David Rooney of The Hollywood Reporter called the film "a ruminative ensemble piece that expertly balances the tragicomic with the macabre, inhabiting territory adjacent to McDonagh's stage work yet also sweepingly cinematic". Robbie Collin of The Telegraph awarded it 5/5 stars and called it "an often shoulder-shudderingly funny film, whose comic dialogue is dazzlingly designed and performed".

Conversely, Mark Feeney, writing for The Boston Globe, gave the film an unenthusiastic review, calling it "a short story trying to be a novel" and the metaphor for the Irish Civil War "awfully flat-footed". Multiple critics took issue with the film's portrayal of Ireland: Mark O'Connell of Slate criticized the film's characters' portrayal of "Irishness", writing: "It's worth noting, though maybe not surprising, that international critics have failed to take issue with its deployment of the hoariest Irish stereotypes." Ed Power of The Telegraph wrote that "underneath its Quiet Man curlicues, a much better movie strains for freedom" and was disappointed that McDonagh chose to "shroud his character study in hackneyed Paddy-isms". The Spectators Joy Porter attacked the "insidious falsehood perpetuated by this film about [her] home country's history of partition and civil war", summarising it as a "beautifully staged but dangerously ahistorical and misleading film". John Waters, however, praised the film in his review for First Things for taking "the kitschified, cliched landscape of Ireland and [handing] it back to itself, cleansed ... Most Irish writers and artists simply run away from the tainted iconography, but McDonagh cleans it off and kisses it, redeeming it with a new meaning in which the irony is both present and transcended".

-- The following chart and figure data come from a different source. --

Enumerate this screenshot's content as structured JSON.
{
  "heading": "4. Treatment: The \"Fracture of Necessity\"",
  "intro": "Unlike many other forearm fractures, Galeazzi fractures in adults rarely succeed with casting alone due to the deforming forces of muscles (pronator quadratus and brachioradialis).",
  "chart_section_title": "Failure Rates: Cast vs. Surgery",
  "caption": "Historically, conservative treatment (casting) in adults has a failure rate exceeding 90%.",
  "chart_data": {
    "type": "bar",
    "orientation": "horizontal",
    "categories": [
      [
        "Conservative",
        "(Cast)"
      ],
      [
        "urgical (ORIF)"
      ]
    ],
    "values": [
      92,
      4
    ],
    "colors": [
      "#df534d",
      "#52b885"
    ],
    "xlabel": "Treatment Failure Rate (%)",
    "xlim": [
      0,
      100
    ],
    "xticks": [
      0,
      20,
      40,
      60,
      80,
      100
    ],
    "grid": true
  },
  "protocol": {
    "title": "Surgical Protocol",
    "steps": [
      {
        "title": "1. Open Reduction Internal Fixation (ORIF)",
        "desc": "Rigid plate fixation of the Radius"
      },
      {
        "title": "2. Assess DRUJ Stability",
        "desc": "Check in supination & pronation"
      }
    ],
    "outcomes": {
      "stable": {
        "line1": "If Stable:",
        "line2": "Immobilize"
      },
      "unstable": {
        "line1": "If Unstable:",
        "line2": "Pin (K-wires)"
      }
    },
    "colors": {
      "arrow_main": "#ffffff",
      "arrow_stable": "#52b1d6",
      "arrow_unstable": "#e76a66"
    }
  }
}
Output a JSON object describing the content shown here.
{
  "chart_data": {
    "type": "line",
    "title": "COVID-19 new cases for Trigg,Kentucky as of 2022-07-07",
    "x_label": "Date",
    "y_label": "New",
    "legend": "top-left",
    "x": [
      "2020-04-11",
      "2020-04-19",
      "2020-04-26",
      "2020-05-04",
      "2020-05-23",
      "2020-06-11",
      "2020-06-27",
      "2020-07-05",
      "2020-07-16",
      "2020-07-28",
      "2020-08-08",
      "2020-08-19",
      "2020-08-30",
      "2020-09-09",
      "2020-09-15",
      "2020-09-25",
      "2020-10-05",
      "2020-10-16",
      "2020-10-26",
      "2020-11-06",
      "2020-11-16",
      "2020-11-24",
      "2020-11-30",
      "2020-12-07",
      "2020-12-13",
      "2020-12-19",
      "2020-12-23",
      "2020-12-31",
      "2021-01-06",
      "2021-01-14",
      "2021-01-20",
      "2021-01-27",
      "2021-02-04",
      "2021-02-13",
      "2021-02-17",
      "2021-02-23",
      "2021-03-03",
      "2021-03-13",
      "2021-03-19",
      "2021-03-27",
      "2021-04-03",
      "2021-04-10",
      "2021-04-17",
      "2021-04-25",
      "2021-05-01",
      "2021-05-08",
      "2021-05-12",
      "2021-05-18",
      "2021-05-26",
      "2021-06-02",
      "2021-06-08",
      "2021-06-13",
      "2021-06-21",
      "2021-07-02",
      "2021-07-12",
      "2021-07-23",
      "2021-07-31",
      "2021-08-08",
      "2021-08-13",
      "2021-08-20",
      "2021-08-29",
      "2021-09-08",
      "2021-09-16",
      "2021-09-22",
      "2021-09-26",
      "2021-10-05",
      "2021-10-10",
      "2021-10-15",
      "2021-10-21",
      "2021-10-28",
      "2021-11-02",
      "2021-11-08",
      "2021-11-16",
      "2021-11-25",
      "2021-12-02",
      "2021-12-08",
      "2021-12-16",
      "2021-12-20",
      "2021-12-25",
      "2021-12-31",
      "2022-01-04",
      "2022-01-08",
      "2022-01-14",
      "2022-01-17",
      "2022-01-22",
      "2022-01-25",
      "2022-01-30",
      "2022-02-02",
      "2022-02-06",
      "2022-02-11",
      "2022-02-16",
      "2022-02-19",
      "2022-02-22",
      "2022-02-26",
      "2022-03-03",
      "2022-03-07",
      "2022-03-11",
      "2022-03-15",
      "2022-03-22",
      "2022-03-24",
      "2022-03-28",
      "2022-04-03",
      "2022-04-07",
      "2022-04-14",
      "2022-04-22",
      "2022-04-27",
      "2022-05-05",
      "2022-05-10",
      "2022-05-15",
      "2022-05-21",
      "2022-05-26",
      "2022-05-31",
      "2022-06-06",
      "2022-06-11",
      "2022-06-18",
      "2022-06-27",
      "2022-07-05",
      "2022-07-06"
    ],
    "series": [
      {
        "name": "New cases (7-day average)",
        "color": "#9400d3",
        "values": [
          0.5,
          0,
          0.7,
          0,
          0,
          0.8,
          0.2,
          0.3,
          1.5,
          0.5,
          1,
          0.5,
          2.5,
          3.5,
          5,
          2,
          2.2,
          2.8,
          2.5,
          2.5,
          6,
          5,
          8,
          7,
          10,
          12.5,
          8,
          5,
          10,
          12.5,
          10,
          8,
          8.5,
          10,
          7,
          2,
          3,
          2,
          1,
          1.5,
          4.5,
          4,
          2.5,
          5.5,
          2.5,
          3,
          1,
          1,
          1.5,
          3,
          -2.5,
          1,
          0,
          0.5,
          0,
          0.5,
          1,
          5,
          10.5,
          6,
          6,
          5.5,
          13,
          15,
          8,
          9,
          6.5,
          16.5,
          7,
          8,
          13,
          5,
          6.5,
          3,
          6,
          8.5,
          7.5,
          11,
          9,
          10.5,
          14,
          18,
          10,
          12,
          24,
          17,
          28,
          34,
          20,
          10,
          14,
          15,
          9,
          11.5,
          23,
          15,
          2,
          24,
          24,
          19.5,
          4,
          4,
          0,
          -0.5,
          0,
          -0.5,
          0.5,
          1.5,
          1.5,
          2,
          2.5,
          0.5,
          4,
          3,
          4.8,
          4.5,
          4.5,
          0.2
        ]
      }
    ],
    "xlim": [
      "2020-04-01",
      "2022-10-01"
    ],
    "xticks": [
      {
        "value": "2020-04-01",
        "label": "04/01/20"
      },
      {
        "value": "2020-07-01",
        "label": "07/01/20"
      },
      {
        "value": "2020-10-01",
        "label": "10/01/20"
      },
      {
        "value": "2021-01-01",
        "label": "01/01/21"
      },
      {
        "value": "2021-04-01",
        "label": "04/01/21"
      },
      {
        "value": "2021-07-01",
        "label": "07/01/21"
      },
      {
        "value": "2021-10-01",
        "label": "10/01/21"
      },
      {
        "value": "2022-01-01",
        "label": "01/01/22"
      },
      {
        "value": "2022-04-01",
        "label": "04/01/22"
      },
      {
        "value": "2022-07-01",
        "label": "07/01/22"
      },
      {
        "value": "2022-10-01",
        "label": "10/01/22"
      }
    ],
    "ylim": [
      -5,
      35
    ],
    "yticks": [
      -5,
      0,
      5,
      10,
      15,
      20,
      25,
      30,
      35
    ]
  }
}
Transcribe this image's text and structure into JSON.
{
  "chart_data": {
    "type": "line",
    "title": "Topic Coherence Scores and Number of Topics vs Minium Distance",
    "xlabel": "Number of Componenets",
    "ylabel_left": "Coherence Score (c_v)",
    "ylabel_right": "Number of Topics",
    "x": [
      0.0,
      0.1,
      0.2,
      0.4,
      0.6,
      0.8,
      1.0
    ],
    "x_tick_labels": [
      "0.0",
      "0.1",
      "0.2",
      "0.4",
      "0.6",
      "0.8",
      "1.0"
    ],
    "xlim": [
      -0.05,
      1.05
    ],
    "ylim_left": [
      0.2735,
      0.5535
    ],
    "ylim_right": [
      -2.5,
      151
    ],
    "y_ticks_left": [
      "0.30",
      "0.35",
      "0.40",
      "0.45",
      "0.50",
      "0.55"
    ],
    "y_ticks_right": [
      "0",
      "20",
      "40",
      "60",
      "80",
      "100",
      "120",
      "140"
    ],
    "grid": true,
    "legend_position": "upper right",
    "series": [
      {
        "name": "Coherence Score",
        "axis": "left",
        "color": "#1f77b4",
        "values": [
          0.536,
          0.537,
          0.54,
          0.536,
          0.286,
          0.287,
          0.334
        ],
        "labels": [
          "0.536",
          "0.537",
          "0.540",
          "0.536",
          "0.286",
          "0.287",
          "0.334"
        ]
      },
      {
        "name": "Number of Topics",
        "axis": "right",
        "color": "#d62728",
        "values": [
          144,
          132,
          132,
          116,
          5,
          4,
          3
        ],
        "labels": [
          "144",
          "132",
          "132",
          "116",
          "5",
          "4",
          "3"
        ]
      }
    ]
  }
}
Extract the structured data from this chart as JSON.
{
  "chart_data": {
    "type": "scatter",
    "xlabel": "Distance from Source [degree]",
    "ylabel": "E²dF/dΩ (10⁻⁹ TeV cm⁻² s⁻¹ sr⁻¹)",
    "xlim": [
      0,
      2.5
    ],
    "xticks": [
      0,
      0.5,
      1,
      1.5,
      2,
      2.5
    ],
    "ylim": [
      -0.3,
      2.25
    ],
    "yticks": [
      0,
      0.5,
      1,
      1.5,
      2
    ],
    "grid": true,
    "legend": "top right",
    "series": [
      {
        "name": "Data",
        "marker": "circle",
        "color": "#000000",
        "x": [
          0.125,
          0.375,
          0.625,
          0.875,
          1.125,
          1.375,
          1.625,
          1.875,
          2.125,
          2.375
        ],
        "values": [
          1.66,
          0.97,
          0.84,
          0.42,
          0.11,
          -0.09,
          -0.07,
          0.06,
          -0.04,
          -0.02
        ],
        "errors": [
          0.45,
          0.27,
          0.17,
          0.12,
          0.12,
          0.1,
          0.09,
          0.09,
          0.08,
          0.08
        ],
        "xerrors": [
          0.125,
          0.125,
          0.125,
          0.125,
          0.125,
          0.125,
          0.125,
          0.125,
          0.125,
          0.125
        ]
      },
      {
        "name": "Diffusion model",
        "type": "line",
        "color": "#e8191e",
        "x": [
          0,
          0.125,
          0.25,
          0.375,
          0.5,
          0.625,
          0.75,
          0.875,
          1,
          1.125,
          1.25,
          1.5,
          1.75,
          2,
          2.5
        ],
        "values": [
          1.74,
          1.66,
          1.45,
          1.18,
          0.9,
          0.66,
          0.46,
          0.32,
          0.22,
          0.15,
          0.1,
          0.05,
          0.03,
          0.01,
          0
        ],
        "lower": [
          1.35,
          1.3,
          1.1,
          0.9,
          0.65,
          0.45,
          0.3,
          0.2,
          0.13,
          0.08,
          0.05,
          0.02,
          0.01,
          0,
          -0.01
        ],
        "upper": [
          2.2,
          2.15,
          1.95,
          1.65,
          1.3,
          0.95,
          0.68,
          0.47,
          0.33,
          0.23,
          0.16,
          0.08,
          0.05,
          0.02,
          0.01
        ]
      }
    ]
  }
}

The film has appeared on a number of critics' lists of the best films of 2022, ranking first on many. (Note: Attributed to multiple references:)

===Legacy===
In April 2023, Screen Rant ranked The Banshees of Inisherin fourth on "The 10 Best Movies of the 2020s (So Far)", calling it "one of the great movies that can break the audience's heart while still making them laugh". In September 2023, Collider ranked it fourth on its list of "The 20 Best Drama Movies of the 2020s So Far", calling it "one of the greatest 'breakup' movies ever made" and adding that "in a decade where he has already given some great performances, Farrell does his best work ever; Pádraic's idealism fades as he realizes that there's no reward for being nice". The site also ranked it 15th on its list of the "50 Best Movies of the 2020s (So Far)".

IndieWire included The Banshees of Inisherin on its list of "The 48 Saddest Movies", with Alison Foreman writing: "Martin McDonagh movies are practically synonymous with tragicomic clashes of philosophy, particularly if they're punctuated by outbursts of over-the-top violence ... Still, riding on the wee legs of little Jenny the miniature donkey, The Banshees of Inisherin pulls far ahead in the race for McDonagh's outright saddest film when two old drinking partners suddenly go their separate ways." The site also ranked it #41 on its list of "The 92 Best Comedies of the 21st Century", with Christian Zilko writing that it "resonates because its premise is simply and painfully relatable. Anyone who's ever lost a friend, through their own fault or not, will be able to see themselves in the tale".

In August 2023, JJ Devine's Pub was reassembled with the help of Kilkerrin local and publican Luke Mee, becoming a tourist destination due to the film's familiarity and popularity in the area.

In July 2025, The Banshees of Inisherin ranked 123rd on the "Readers' Choice" edition of The New York Timess list of "The 100 Best Movies of the 21st Century".